Milliyetçiliğe sosyalistler, aynı milletten küçük egemen bir grubun o milleti oluşturanların neredeyse tümüne karşılık gelen büyük kesimini tahakkümleri altına alıp sömürmelerini meşrulaştırmaya yaradığı zaman -bu çarpıtılmış kullanımından dolayı- karşı çıkar. Bu çarpık kullanımının milliyetçiliğin bizzat kendisi olduğu konusunda sabit fikirlilik eden bazı sosyalistler, milliyetçiliğe toptan karşı oldu.
Milliyetçiliğin varolan koşullarda sosyalistliğe özsel olması ile milliyetçiliğe karşı olmanın yarattığı us yarılımı, bir yandan bunun etkisinde kalan sosyalistlerin zihninin karışık olmasına diğer yandansa sosyalistlerin birbirleriyle cepheleşmesine yol açtı, açar.
* * *
Düzenlenmemiş sermayeci süreçlerin bir “görülmez el” varmış da düzeni o sağlıyormuş gibi kendiliğinden düzen sağladığı bir hüsnü kuruntudur. Düzenlemeye gidilmediğinde dışarıdan bir müdahale olmadan kendiliğinden çıka çıka sürekli kargaşa çıkar.
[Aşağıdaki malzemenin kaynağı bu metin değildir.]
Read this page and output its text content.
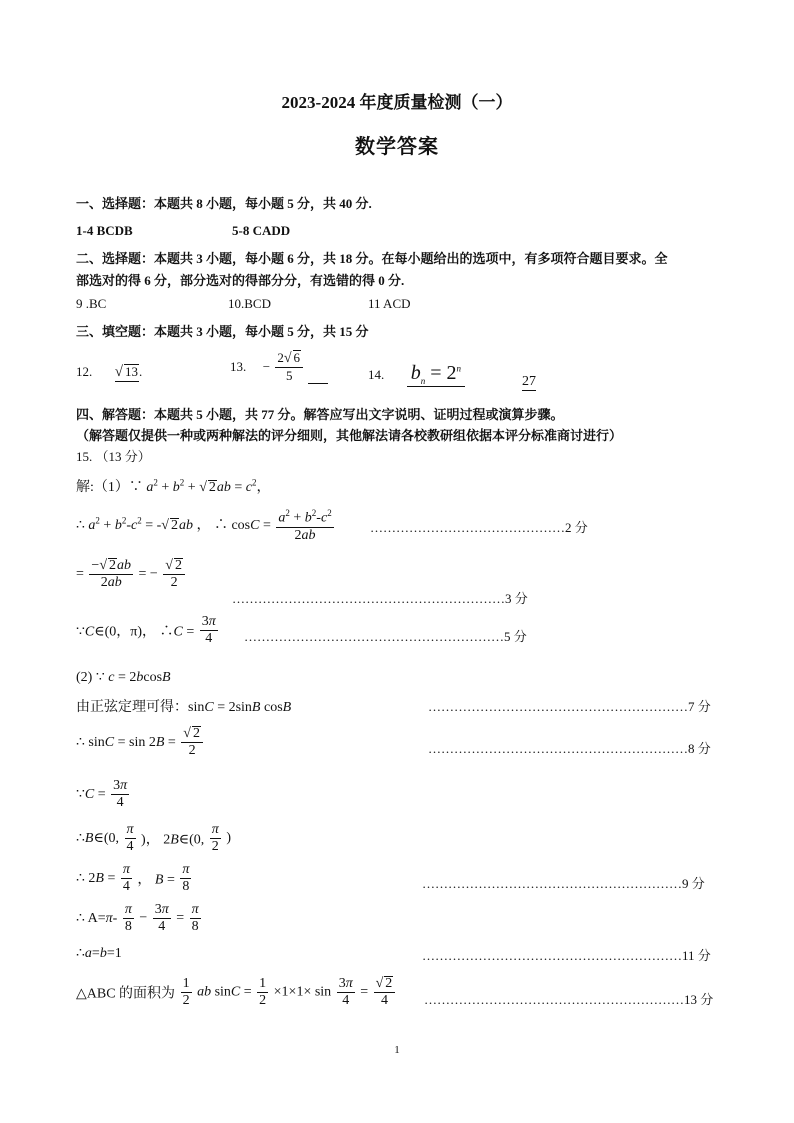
2023-2024 年度质量检测（一）
数学答案
一、选择题：本题共 8 小题，每小题 5 分，共 40 分.
1-4 BCDB	5-8 CADD
二、选择题：本题共 3 小题，每小题 6 分，共 18 分。在每小题给出的选项中，有多项符合题目要求。全
部选对的得 6 分，部分选对的得部分分，有选错的得 0 分.
9 .BC	10.BCD	11 ACD
三、填空题：本题共 3 小题，每小题 5 分，共 15 分
12. √ 13.	13. − $\frac{2√ 6}{5}$
	14. $b_n = 2^n$
27
四、解答题：本题共 5 小题，共 77 分。解答应写出文字说明、证明过程或演算步骤。
（解答题仅提供一种或两种解法的评分细则，其他解法请各校教研组依据本评分标准商讨进行）
15. （13 分）
解:（1）∵ $a^2 + b^2$ + √ $2ab = c^2$，
∴ $a^2 + b^2-c^2$ = -√ 2ab ， ∴ $\cos C = \frac{a^2 + b^2-c^2}{2ab}$	………………………………………2 分
= $\frac{-√ 2ab}{2ab}$ = − $\frac{√ 2}{2}$
………………………………………………………3 分
∵C∈(0，π)， ∴C = $\frac{3\pi}{4}$ ……………………………………………………5 分
(2) ∵ c = 2bcosB
由正弦定理可得：sinC = 2sinB cosB	……………………………………………………7 分
∴ $\sin C = \sin 2B = \frac{√ 2}{2}$	……………………………………………………8 分
∵C = $\frac{3\pi}{4}$
∴B∈(0, $\frac{\pi}{4}$ )， 2B∈(0, $\frac{\pi}{2}$ )
∴ $2B = \frac{\pi}{4}$ ， $B = \frac{\pi}{8}$	……………………………………………………9 分
∴ $A=\pi- \frac{\pi}{8} - \frac{3\pi}{4} = \frac{\pi}{8}$
∴a=b=1	……………………………………………………11 分
△ABC 的面积为 $\frac{1}{2}$ ab $\sin C = \frac{1}{2} \times 1\times 1\times \sin \frac{3\pi}{4} = \frac{√ 2}{4}$ ……………………………………………………13 分
1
Sosyalizm, düzen getirir; güvenin, refahın, huzurun, gelişimin düzenlenmesidir. Sosyalizmde kendiliğinden kargaşa çıkmaz. Ancak, dünyada sermayecilik hüküm sürdükçe sosyalist olmuş bölge, sürekli saldırı altında kalır. Sosyalizm kendisi kargaşa üretmese de dışarıdan durmaksızın kargaşa çıkarmak için müdahalelere maruz kalır.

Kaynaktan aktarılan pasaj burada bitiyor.